This is indeed funny, but moreso if you remember from the Bible that the serpent once walked on feet, or at least hands and feet, and was cursed to slither on the ground for his act in tempting Adam and Eve to eat the fruit. This enhances why the name "Crawly" doesn't sit well with Crawly, because he was not supposed to be reduced to crawling. Something I never thought I'd say when reading fiction, but some Biblical knowledge is actually very helpful when reading this novel, and adds to better understanding of events and humor in the book. But we won't get too nitpicky, and everyone will bring in different details from their views, and I welcome this.

So yes, the tempter being called "Crawly" is very funny, and you're right to laugh at it. Thanks for sharing!
I'm glad you noticed the relationship between Crawly and Aziraphale as "drinking buddies," as that will be a driving force throughout the rest of the book.

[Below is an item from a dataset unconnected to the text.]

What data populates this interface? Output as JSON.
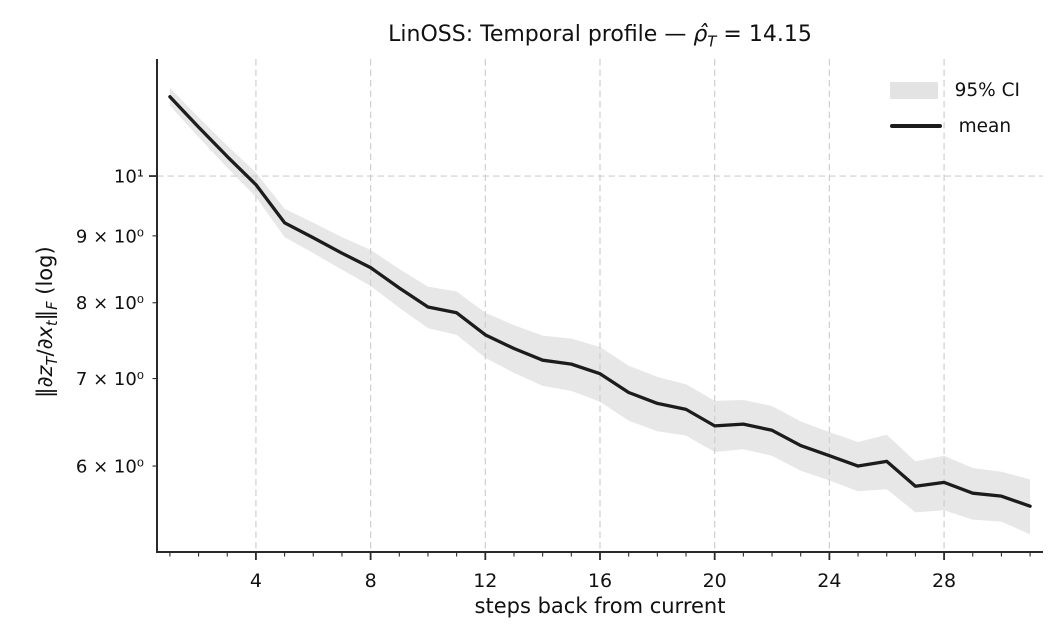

It sounds counterintuitive to everything we are taught in the Judeo-Christian dogma of heaven and hell, but Gaiman and Pratchett suggest here that even the agents of the Almighty and the Lord of the Underworld are not beyond questioning the "ineffable" plan and joining forces to reach their own ends and not their masters'. Good eye, and I'm glad you find it amusing, because it only gets better.

As for the rain, the first paragraph says that rain had not been invented yet, "But clouds massing
east of Eden (does anyone else see the Steinbeck reference here?

) suggested the first thunderstorm was on its way, and it was going to be a big one."
It seems to me here that the first thunderstorm is coming because the Fall of Man has already happened, and thus God will no longer allow it to be nice all the time. The end of the chapter mentions the early thunder rumbles of a storm, and we are told "It was going to be a dark and stormy night," another cliched literary reference we're all familiar with. Thanks for noticing the rain, as I think it is an important element in this prologue.

Also keep in mind Aziraphale's missing sword, and the fire the humans are cowering around at the end of this prologue. This suggests that it is Aziraphale who gives the humans fire (since Prometheus wouldn't be part of the mythos this book is based on), and remember the missing sword, because it will come into play later.

This also gives us the beginning of a notion that the angel is not as angelic as he ought to be, because he gives fire to the humans when he wasn't told to, and that Crawly, questioning whether or not what he did was bad or good, is not necessarily the agent of evil HE ought to be. We are being set up here to question not only the agents of the Almighty and his Nemesis, but also the nature and plan of the Almighty Himself. This, as I have said, is the driving force of the novel, and I think this prologue sets us up very well for the events which are to follow.
Anyone else have any comments or interesting tidbits they noticed?